Mistake # 10: Expect That He Will Do Everything By Himself
If you need lubrication – take the one you like. If you need condoms – get them. If you want him to go “downtown” – come on, say it gently or show that you want it! There are things that you should do by yourself. Don’t be surprised by some things that he might not know about you. Need it – get it. It is great if your lover has cared about everything you two may need, but it is a bit weird for a man to have a collection of all existing sex toys, a first aid kit, a cute little bear, and a mind-reading tool.
Ways To Help Yourself To A Better Sex Life: To Sum Up
- Relax and be honest – it is the best thing you can do before and during sex.
- Try something new, such as slavery, discipline (or domination), sadism, and masochism. You can try this BDSM site to find a partner or mentor.
- Discuss the experiments with your lover. Guys, don’t come to anal sex if you are not sure if your woman wants it. Girls, same.
- Be initiative. If you are a woman it does not mean that you should be shy and act like a virgin. Don’t get me wrong: it is nice and sexy to see a blushing woman in bed but if it doesn’t change with time, men can lose their interest.
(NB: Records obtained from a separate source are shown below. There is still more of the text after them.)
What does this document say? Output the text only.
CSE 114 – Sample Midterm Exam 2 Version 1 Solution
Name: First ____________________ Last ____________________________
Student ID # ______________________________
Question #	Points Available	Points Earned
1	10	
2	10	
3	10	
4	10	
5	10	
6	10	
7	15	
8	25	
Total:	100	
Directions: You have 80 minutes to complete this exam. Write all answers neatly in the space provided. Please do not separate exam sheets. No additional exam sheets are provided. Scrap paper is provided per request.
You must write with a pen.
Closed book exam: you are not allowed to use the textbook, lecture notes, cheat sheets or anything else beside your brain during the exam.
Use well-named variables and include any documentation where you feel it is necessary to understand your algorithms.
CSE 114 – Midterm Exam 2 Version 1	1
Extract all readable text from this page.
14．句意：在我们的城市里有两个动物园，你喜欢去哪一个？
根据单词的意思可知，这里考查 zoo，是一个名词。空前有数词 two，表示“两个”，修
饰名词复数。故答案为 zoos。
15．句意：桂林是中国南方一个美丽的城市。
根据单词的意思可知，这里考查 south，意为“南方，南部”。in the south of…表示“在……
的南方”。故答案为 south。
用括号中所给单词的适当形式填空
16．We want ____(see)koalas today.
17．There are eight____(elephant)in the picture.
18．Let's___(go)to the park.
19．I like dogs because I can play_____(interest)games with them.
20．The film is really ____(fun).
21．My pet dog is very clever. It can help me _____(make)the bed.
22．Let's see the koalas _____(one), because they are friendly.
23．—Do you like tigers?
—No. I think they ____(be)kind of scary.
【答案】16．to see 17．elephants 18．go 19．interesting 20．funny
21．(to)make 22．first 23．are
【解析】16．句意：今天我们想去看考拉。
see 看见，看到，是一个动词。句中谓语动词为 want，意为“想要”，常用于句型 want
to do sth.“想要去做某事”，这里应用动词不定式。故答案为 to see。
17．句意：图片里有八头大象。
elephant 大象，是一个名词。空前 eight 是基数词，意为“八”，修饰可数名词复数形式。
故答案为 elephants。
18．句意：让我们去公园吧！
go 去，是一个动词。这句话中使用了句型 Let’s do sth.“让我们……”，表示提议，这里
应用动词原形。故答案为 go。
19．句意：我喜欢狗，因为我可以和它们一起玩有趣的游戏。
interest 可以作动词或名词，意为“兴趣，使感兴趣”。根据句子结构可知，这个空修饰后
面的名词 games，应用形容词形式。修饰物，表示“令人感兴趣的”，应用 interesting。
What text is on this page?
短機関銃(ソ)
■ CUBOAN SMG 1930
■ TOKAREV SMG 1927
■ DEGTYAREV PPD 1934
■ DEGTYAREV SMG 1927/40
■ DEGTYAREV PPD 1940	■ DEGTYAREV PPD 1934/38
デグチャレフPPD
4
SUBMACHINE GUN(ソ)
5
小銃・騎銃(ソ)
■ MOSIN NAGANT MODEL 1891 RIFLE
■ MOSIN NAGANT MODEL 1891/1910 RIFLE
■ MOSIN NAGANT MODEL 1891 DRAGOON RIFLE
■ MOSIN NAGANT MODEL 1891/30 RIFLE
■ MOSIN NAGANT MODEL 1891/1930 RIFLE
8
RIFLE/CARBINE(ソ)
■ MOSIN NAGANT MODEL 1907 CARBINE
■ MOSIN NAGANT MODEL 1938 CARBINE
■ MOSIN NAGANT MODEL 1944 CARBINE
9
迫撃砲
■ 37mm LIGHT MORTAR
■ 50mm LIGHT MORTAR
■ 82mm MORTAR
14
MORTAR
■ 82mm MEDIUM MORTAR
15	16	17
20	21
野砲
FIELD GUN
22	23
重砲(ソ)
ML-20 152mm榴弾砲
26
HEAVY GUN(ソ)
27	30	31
- If you are a man – come on, be a bit more self-confident! It’s better to make a little mistake than to do nothing. Be careful with that, though…
- Respect the desires of your partner. If one does not want to do something, don’t pressure.
- Don’t be over-critical. If your honey offers you to try something new, don’t get mad or yell at her or him: it is not a healthy and adequate reaction. A simple “I don’t want it” will be enough.
- Don’t be rude with your partner (unless he/she wants it, of course). Nothing affects arousal worse than unwanted rudeness.
- Try sexting if you feel that you are bored. It is harmless but so powerful.
- Add sensual massage to your foreplay. No comments.
- Write down your fantasies. If you don’t have a piece of paper at the moment the inspiration catches you – text your thoughts to your partner.
- Use lubrication if needed. There is no need to stand uncomfortable feelings or even pain just to show that you don’t need some additional things to ease the process.
- Try the positions you’ve never tried. Classic.
- A vibrator is not the replacement for a penis – it may be a great arousing toy and just an addition to your sex games. Try it.
- Try tantric sex. It will make your ordinary sex better, more sensual and emotional.
What can I say except for “don’t do stupid things” and “have a nice day”?
I can say that you can do whatever you want with your sex life. You can listen to me or not; you can choose anyone else to trust and follow the recommendations; you can do the wrong things and get new experience. Remember: all the people make mistakes, and you are not a special god-like one who cannot make them. You’re special and unique, but you are a person with desires, feelings, and, well, sex fantasies. The only thing I would recommend you to do is to respect all these of your partner, and don’t give up if you cannot make sex great for him or her. Try again and you’ll succeed, I promise.